仕事への正義感がなくったって、考え方を変えれば長所にもなる

私は昔から、何かに熱中するとか、確固たる自分の考えを持っているだとか、そういう経験があまりない。頑固だとはよく言われるけれど、それは自分がやると決めたことに対してこだわるだけで、日々何かに熱を持って生きてはいない。

学生時代はこれでもよかった。でも、社会人になったら、仕事にも趣味にも熱を持てない私は「つまらない人間」なのだと思わされた。

新卒で入った新聞社で、同僚の新聞記者たちは熱を持って仕事をしていた。新聞記者って大概、「ゆくゆくは社会部で○○の取材をしたい!」とか「政治家の○○さんに○○について取材してみたい!」とかやりたいことが明確にあって、正義感のもとに仕事に臨んでいる(人が多いと思っている)。あるベテラン記者からは、「自分の中の正義感がないと、こんなつらい仕事やってらんないよ」とも言われた。

でも私は将来的にやりたいと思う確固たるものもなければ、正義感もなかった。
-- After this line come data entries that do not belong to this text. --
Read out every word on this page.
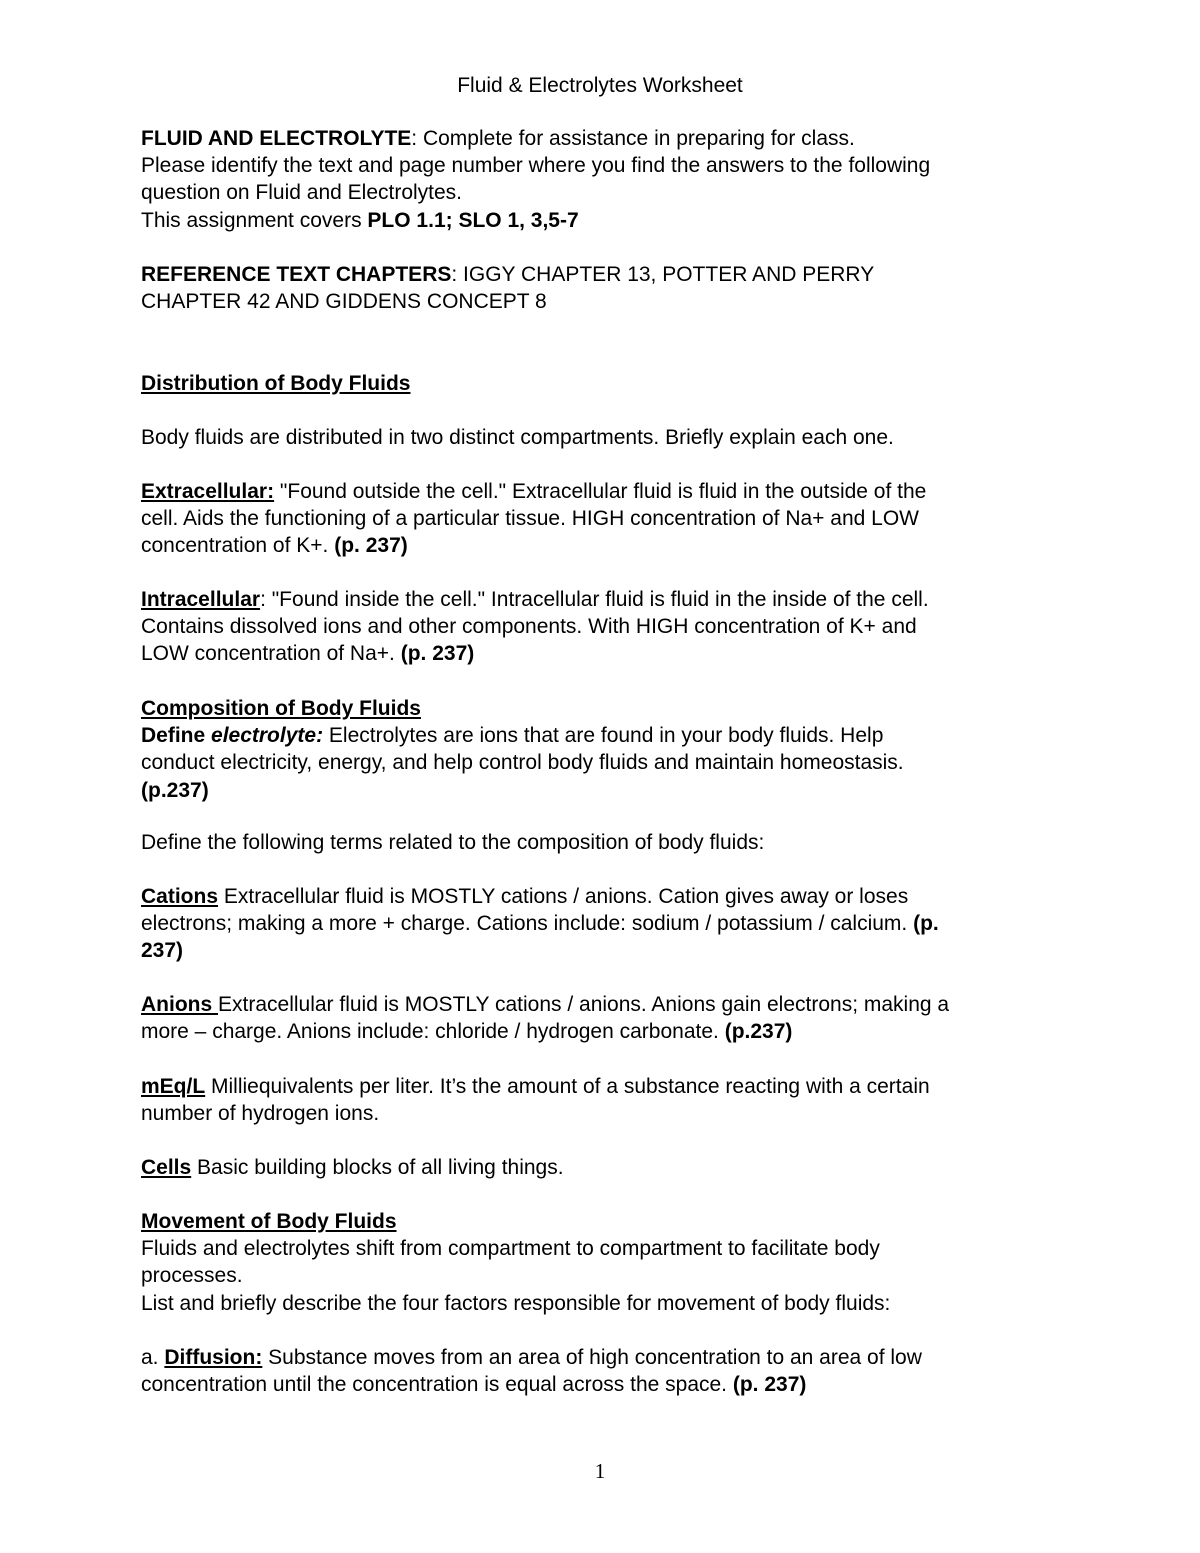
Fluid & Electrolytes Worksheet
FLUID AND ELECTROLYTE: Complete for assistance in preparing for class.
Please identify the text and page number where you find the answers to the following
question on Fluid and Electrolytes.
This assignment covers PLO 1.1; SLO 1, 3,5-7
REFERENCE TEXT CHAPTERS: IGGY CHAPTER 13, POTTER AND PERRY
CHAPTER 42 AND GIDDENS CONCEPT 8
Distribution of Body Fluids
Body fluids are distributed in two distinct compartments. Briefly explain each one.
Extracellular: "Found outside the cell." Extracellular fluid is fluid in the outside of the
cell. Aids the functioning of a particular tissue. HIGH concentration of Na+ and LOW
concentration of K+. (p. 237)
Intracellular: "Found inside the cell." Intracellular fluid is fluid in the inside of the cell.
Contains dissolved ions and other components. With HIGH concentration of K+ and
LOW concentration of Na+. (p. 237)
Composition of Body Fluids
Define electrolyte: Electrolytes are ions that are found in your body fluids. Help
conduct electricity, energy, and help control body fluids and maintain homeostasis.
(p.237)
Define the following terms related to the composition of body fluids:
Cations Extracellular fluid is MOSTLY cations / anions. Cation gives away or loses
electrons; making a more + charge. Cations include: sodium / potassium / calcium. (p.
237)
Anions Extracellular fluid is MOSTLY cations / anions. Anions gain electrons; making a
more – charge. Anions include: chloride / hydrogen carbonate. (p.237)
mEq/L Milliequivalents per liter. It’s the amount of a substance reacting with a certain
number of hydrogen ions.
Cells Basic building blocks of all living things.
Movement of Body Fluids
Fluids and electrolytes shift from compartment to compartment to facilitate body
processes.
List and briefly describe the four factors responsible for movement of body fluids:
a. Diffusion: Substance moves from an area of high concentration to an area of low
concentration until the concentration is equal across the space. (p. 237)
1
「何がやりたいの?」と聞かれれば頭を抱えた。

仕事自体は本当に楽しかった。そりゃ記者だからつらい仕事もあるけれど、自分の人生では関わることのない、いろんな人に話を聞けるなんて、記者の仕事の醍醐味だ。地元の人の声を拾って、考えを聞いて、それを伝えられるのが幸せだった。でも、その楽しさだけで仕事をしてちゃいけないのかなぁ…と悩んでいた。

そんなとき、先輩からこんなことを言われた。

「正義感やこだわりがないって、逆に言えば何にでも興味を持てるってこと。むしろそういうフラットな方が記者には向いてるんじゃないかな」

この言葉が、私の悩みをすっと溶かしてくれた。あ、私のようなタイプが記者やってていいんだ、と。

聞けば、先輩のお父様も記者をやっていて、私と同じようなタイプだったそう。それを見ていて、私にかけてくれた言葉だった。

確かに、ある同僚の記者は私と正反対のタイプで、自分の考えや正義感を確固として持っている分、興味分野とそうでない記事とのムラは激しかった。逆に私は、誰に何を取材しても面白くて、いい記事を書こう、と意気込んだ。

自分の考えと正義感を持って仕事に臨むことは素敵なことだ。でも、それがないのはだめなわけじゃない。考え方を変えればこんなに楽になるんだと驚いた。

現在、記者の仕事は辞めてしまったけれど、このとき先輩に言われた考え方は今も生きている。「特にやりたいものはないんです」じゃなくて、「何にでも興味を持ってやれます!」。それが私の強みだと、胸を張っていたい。